Rubber Soul

Album: Rubber Soul
Artist: The Beatles
Born: Liverpool
Released: December 1965
Genre: Folk Rock
Influenced: The Beach Boys, Blur, Pulp, The Verve, Oasis


After crying for help and putting themselves up for sale, the Beatles finally found the new direction they were seeking with Rubber Soul. I had a listen again to the two previous albums to see what clues there were to how the group evolved out of its Merseybeat phase, but Rubber Soul really was a quantum leap. On Beatles For Sale, there were signs of maturity in Lennon's songwriting with the darker themes of I'm A Loser and No Reply, but what makes Rubber Soul such an outstanding album is that the whole group were firing creatively. The folk rock influence of Bob Dylan and the Byrds is plain to see, but the Beatles managed to develop the sound in their own distinctive way.

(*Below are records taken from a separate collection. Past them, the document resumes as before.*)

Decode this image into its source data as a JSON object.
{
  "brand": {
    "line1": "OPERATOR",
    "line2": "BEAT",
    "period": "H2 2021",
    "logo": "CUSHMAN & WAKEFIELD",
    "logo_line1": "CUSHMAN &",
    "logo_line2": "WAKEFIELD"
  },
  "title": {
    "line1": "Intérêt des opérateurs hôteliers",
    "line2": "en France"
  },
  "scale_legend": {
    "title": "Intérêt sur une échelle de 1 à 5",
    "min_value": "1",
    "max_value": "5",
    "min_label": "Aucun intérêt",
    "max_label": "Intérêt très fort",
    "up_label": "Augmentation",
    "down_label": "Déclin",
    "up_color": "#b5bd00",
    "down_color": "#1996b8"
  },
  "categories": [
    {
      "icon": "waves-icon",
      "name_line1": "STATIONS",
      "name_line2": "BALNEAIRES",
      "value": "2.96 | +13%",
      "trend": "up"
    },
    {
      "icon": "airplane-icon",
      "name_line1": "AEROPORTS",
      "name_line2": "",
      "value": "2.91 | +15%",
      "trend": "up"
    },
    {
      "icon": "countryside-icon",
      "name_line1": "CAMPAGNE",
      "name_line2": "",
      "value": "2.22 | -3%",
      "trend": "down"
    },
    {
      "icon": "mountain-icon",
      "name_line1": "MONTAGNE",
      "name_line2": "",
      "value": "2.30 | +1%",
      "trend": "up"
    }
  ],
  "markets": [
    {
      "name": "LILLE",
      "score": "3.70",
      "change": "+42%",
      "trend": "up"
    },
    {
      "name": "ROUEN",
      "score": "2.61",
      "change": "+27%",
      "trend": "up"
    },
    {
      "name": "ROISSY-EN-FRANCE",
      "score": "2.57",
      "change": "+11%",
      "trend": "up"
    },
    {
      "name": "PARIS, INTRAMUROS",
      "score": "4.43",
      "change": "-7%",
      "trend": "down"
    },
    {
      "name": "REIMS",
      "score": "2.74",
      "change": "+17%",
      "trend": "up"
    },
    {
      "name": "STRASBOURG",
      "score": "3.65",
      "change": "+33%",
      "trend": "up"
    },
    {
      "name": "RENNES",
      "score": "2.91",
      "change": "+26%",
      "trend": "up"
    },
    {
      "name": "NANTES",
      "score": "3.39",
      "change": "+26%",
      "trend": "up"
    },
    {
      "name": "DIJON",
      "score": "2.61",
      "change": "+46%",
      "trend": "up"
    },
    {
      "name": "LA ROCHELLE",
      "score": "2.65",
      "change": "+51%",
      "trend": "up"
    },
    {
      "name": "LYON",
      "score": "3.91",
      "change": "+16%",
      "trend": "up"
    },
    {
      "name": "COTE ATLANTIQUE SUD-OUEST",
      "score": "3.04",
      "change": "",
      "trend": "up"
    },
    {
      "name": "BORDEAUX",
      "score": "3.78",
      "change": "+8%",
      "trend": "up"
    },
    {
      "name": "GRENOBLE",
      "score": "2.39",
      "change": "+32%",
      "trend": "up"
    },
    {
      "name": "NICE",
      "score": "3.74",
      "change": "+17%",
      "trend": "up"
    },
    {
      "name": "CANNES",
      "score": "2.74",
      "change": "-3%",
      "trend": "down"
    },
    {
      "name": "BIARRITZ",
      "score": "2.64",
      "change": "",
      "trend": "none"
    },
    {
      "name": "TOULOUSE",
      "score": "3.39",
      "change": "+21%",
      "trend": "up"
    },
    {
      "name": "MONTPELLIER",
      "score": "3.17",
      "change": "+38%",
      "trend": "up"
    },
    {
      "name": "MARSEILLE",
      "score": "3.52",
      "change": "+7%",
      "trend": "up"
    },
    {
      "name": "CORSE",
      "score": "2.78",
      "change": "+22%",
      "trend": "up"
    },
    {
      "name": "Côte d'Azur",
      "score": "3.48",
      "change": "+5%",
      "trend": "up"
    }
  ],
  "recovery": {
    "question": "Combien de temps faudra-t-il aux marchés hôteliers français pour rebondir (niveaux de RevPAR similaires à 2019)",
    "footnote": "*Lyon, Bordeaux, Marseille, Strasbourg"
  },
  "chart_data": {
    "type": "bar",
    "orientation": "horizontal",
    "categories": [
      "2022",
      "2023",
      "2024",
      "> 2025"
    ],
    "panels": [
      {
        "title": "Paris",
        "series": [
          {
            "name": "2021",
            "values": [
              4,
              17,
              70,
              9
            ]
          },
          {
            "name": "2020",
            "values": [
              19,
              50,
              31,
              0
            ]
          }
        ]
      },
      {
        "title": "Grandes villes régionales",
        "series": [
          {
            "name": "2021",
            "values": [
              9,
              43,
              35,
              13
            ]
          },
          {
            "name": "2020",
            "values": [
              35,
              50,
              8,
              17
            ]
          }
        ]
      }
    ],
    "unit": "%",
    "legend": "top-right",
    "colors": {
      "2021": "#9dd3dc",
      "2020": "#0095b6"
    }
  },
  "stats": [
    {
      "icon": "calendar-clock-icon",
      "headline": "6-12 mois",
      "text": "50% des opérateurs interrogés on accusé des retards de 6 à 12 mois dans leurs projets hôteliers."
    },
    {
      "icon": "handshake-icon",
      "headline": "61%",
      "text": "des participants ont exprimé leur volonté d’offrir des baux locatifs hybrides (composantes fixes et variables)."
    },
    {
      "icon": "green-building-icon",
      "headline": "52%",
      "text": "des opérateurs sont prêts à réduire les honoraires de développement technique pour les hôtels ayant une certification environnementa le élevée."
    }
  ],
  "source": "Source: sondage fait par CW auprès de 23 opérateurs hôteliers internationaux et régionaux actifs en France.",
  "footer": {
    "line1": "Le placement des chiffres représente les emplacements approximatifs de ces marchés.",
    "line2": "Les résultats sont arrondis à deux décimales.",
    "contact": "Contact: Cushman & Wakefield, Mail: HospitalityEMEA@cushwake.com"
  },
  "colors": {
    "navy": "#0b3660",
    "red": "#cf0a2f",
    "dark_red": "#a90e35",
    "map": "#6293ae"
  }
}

With no Spotify playlist to add, instead I'll just write about my three favourite songs on the album, starting with Norwegian Wood (This Bird Has Flown). This is often wrongly credited with being the first pop song to feature a sitar; the real pioneer in bringing Middle Eastern sounds and guitar tunings to folk was Davy Graham and the Kinks also got their first with See My Friends, but The Beatles did popularise and develop this sound like no other. Written by Lennon, this song blew my mind when I first heard it as a young teenager; I always saw it as a psychedelic masterpiece, until I found out it was about a sordid love affair (puts a new emphasis on "this bird has flown"!). If anything, this knowledge only served to improve my appreciation of the song.


George Harrison also begins to star on this album, notably on Think For Yourself, which has a great fuzzy bass guitar sound and explores new territory for the band, moving away from songs about teenage love into social comment. I've always seen the three-line refrain, "You're telling all those lies / About the good things that we can have / If we close our eyes", to be the first open drug reference in a Beatles song, imploring listeners to roll up a spliff and expand their horizons.

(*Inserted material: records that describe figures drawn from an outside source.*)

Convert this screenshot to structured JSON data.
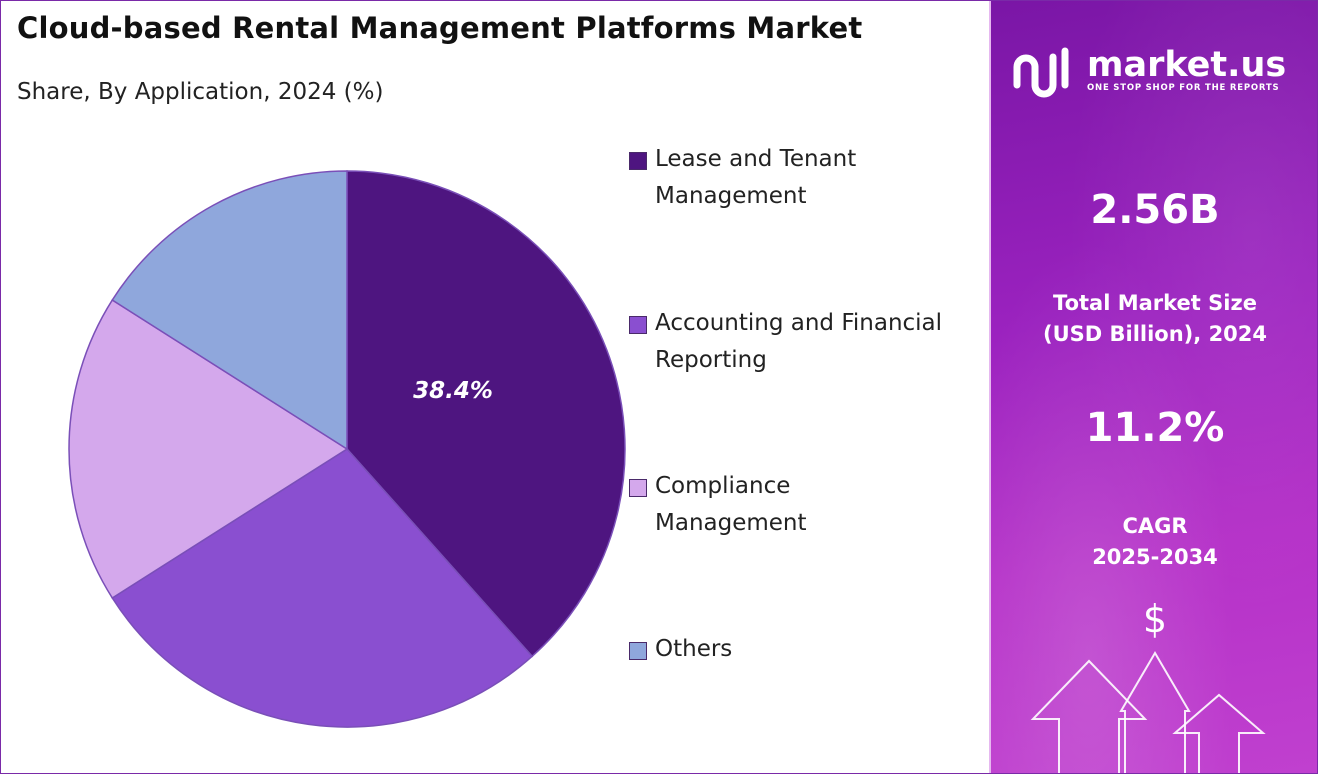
{
  "title": "Cloud-based Rental Management Platforms Market",
  "subtitle": "Share, By Application, 2024 (%)",
  "chart_data": {
    "type": "pie",
    "title": "Cloud-based Rental Management Platforms Market",
    "subtitle": "Share, By Application, 2024 (%)",
    "labels": [
      "Lease and Tenant Management",
      "Accounting and Financial Reporting",
      "Compliance Management",
      "Others"
    ],
    "values": [
      38.4,
      27.6,
      18.0,
      16.0
    ],
    "colors": [
      "#4e1580",
      "#8a4fd0",
      "#d4a8ec",
      "#8fa7dc"
    ],
    "data_labels": [
      "38.4%",
      "",
      "",
      ""
    ],
    "legend_position": "right"
  },
  "legend": {
    "items": [
      {
        "line1": "Lease and Tenant",
        "line2": "Management",
        "color": "#4e1580"
      },
      {
        "line1": "Accounting and Financial",
        "line2": "Reporting",
        "color": "#8a4fd0"
      },
      {
        "line1": "Compliance",
        "line2": "Management",
        "color": "#d4a8ec"
      },
      {
        "line1": "Others",
        "line2": "",
        "color": "#8fa7dc"
      }
    ]
  },
  "sidebar": {
    "logo_name": "market.us",
    "logo_tagline": "ONE STOP SHOP FOR THE REPORTS",
    "market_size_value": "2.56B",
    "market_size_label_line1": "Total Market Size",
    "market_size_label_line2": "(USD Billion), 2024",
    "cagr_value": "11.2%",
    "cagr_label_line1": "CAGR",
    "cagr_label_line2": "2025-2034",
    "currency_symbol": "$",
    "background_color": "#9b22bf"
  }
}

My final pick is the supreme In My Life, another song penned by Lennon, easily one of my favourite Beatles songs ever recorded. Like most tracks on the album, it clocks in at just over 2mins. Pop perfection. My only criticism is that it's not long enough. This was the first explicitly autobiographical song recorded by the Beatles, infused with Lennon's nostalgia for his childhood in Liverpool, and was a huge creative leap forward for Lennon and the band. Lennon openly cites Dylan as his influence on In My Life, not just from their time together in New York in the summer of '65, but because listening to his work pushed him to write more personal songs and drop the "throwaway" pop.